S → cKd  |  aM (1) (2) K → bM  |  aS  |  c (3) (4) (5) M → bSca  |  λ (6) (7)

(a) Show the grammar's parse table.

`

top of stack	next input symbol
	a	b	c	d	$
S
K
M

(b) Show the "stack movie" illustrating the steps taken during a parse —guided by the parse table from (a)— of the string abccdca

(c) Let G_c be the grammar resulting from augmenting G by adding production (8): S → λ. Show that G_c is not a q-grammar. Do so by showing a pair of "successful" stack movies, in one of which either production (1) or (2) is applied and in the other of which production (8) is applied in the "same circumstance" (i.e., with S at the top of the stack and either c or a being the next input symbol).

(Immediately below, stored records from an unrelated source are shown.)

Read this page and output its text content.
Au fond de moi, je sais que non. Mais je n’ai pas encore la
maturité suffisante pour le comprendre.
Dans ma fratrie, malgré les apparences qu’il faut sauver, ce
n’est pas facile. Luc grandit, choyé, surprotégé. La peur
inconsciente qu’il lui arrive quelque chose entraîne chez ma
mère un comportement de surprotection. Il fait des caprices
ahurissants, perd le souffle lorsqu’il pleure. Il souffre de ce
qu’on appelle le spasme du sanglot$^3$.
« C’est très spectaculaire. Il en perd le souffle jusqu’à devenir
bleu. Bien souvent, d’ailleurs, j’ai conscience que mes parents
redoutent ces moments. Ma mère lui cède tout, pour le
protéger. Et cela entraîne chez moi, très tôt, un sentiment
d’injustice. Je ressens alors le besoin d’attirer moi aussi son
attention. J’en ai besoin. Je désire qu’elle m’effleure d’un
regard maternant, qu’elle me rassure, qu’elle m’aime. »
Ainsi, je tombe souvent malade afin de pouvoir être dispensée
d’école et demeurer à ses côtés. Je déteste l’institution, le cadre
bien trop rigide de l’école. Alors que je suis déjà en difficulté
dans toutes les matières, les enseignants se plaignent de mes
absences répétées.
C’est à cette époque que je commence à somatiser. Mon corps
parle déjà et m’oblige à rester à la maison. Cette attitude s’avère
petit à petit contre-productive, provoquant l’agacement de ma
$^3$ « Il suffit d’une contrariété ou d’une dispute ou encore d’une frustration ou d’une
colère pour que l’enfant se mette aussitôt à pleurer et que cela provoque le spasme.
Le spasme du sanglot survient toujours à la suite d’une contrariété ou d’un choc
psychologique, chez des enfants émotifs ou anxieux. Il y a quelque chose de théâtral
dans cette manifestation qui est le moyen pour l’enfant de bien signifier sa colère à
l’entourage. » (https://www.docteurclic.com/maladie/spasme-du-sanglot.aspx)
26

(d) Let G_d be the grammar resulting from augmenting G by adding production (8): K → λ. Is G_d a q-grammar? If it is, explain how the parse table from (a) would be updated to account for this new production. If it is not, explain why not.

(e) (more difficult) Let G_e be the grammar resulting from replacing production (1) in G by the production (1') S → cKb. Show that G_e is not a q-grammar.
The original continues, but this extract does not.